Written By Unknown on Rabu, 04 Maret 2015 | 14.19

En dehors du recours aux autorités policières, comme le suggère la ministre québécoise de la Sécurité publique Lise Thériault, la famille d'un enfant qui montre des signes d'extrémisme a peu de ressources pour y faire face. Tour d'horizon.

Au Collège de Maisonneuve, que fréquentaient quatre des six jeunes Québécois qui auraient pris le chemin du djihad, on nous fait savoir que l'établissement n'a pas encore d'outils pour composer avec ce phénomène nouveau.

Line Légaré, coordonnatrice du service des communications, explique que la direction de l'école « va se tourner vers des experts parce qu'on ne demandera pas à nos travailleurs sociaux nécessairement de faire ce travail-là », celui de décourager les jeunes de sombrer dans la radicalisation.

« Nos travailleurs sociaux sont outillés pour faire face à des situations plus traditionnelles. Si des étudiants et des étudiantes sont tristes parce qu'ils connaissaient les jeunes qui sont partis, c'est sûr qu'un travailleur social, une psychologue, peut faire une intervention de premier niveau dans ce sens-là. Mais ils ne sont pas outillés pour travailler en déradicalisation. » — Line Légaré, coordonnatrice du service des communications au Collège de Maisonneuve

Contactée par Radio-Canada.ca, Anouck Boilard, de l'Ordre des travailleurs sociaux et thérapeutes conjugaux et familiaux du Québec, confirme de son côté l'absence d'orientation ou de littérature traitant de la radicalisation, le phénomène étant nouveau, dit-elle.

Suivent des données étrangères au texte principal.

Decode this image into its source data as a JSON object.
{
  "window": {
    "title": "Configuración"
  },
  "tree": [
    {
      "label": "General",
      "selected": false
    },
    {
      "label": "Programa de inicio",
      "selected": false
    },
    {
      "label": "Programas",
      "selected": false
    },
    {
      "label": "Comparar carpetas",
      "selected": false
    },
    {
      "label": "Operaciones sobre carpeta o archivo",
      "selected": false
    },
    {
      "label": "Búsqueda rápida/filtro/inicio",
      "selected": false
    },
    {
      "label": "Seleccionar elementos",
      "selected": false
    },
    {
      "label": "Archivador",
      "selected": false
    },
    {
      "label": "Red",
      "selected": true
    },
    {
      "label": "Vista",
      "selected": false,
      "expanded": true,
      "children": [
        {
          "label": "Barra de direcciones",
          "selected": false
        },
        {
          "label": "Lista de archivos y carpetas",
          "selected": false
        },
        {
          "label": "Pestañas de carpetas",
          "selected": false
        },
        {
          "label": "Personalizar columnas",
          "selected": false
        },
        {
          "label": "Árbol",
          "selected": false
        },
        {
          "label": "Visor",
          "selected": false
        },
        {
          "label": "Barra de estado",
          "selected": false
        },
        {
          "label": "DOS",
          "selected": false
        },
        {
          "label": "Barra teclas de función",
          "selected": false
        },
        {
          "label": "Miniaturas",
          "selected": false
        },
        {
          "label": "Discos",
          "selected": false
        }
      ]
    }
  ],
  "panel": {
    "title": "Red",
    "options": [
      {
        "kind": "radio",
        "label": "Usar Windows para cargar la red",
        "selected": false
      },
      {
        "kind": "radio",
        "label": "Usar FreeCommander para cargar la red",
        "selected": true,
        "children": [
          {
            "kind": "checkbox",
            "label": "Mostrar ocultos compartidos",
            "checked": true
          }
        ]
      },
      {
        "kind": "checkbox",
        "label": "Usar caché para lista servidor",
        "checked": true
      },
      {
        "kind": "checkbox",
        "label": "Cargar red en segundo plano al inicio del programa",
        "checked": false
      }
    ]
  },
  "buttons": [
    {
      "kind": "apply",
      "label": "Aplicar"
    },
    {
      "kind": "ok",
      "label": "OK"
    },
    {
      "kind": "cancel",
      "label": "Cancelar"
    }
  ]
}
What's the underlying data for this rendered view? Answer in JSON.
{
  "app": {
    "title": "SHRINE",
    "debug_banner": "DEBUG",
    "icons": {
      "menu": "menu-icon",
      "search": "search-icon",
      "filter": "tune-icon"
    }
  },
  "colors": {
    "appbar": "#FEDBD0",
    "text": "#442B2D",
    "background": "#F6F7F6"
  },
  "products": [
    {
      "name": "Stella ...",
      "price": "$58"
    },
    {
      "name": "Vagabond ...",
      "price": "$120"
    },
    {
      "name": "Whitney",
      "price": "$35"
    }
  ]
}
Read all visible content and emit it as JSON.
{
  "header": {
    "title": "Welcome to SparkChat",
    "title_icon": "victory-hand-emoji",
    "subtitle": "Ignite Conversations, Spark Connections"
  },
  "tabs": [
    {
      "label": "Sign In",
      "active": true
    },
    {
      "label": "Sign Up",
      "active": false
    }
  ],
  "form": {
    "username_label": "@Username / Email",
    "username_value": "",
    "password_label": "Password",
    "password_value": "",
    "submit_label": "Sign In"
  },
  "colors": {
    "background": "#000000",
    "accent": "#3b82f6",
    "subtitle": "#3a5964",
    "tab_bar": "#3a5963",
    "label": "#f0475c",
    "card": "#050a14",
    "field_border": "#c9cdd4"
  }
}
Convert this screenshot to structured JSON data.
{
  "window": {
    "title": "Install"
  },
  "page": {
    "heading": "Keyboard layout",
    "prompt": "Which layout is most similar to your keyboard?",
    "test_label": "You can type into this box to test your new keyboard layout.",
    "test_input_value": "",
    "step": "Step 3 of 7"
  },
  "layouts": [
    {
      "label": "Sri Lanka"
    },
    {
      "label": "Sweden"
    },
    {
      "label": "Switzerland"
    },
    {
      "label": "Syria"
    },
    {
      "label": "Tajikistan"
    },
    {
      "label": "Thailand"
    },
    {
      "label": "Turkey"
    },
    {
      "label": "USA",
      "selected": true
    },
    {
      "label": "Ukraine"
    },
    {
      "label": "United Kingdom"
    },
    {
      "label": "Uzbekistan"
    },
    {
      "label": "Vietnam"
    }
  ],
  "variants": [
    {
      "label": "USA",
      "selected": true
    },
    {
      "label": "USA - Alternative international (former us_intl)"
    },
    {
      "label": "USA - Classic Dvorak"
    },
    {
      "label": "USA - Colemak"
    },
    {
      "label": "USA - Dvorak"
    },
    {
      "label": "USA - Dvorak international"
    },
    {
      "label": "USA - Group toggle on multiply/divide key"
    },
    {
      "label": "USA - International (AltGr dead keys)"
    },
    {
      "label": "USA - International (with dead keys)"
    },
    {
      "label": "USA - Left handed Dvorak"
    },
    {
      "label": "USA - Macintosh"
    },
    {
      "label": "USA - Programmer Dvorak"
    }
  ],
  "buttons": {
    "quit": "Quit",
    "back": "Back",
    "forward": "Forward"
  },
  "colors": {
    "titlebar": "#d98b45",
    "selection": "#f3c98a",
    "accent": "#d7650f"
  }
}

Même constat au Centre jeunesse de Montréal, dont la porte-parole, Jocelyne Boudreault, affirme qu'il n'y a aucune réflexion en cours à ce sujet, même si, ajoute-t-elle, l'organisme est conscient de cette problématique.

Mme Boudreault souligne que son établissement n'a reçu à ce jour aucun appel traitant de la radicalisation, mais si cela arrivait, elle pense que ce cas pourrait être traité comme un « trouble de comportement » et les parents pourraient être orientés, selon les situations, vers un CLSC ou un organisme communautaire. « Suspendre le passeport du jeune, surveiller son ordinateur et ses courriels et alerter la police » seraient d'autres conseils à prodiguer à une famille qui s'inquiète des signes d'extrémisme de son enfant et du risque d'un passage à l'acte.

À quel saint se vouer?

Rachida Azdouz, psychologue spécialiste en interculturel qui s'intéresse aussi aux stratégies identitaires, trouve que « l'action préventive est le parent pauvre actuellement ». « Les parents, dit-elle, ne savent pas vers qui se retourner. Il faudrait qu'il y ait une ressource comme SOS secte parce que ça participe du même procédé : le jeune est isolé, il subit un lavage de cerveau, on l'isole de sa famille, on diabolise sa famille. On lui signifie qu'il faut qu'il coupe les liens et que sa famille, désormais, c'est la secte. »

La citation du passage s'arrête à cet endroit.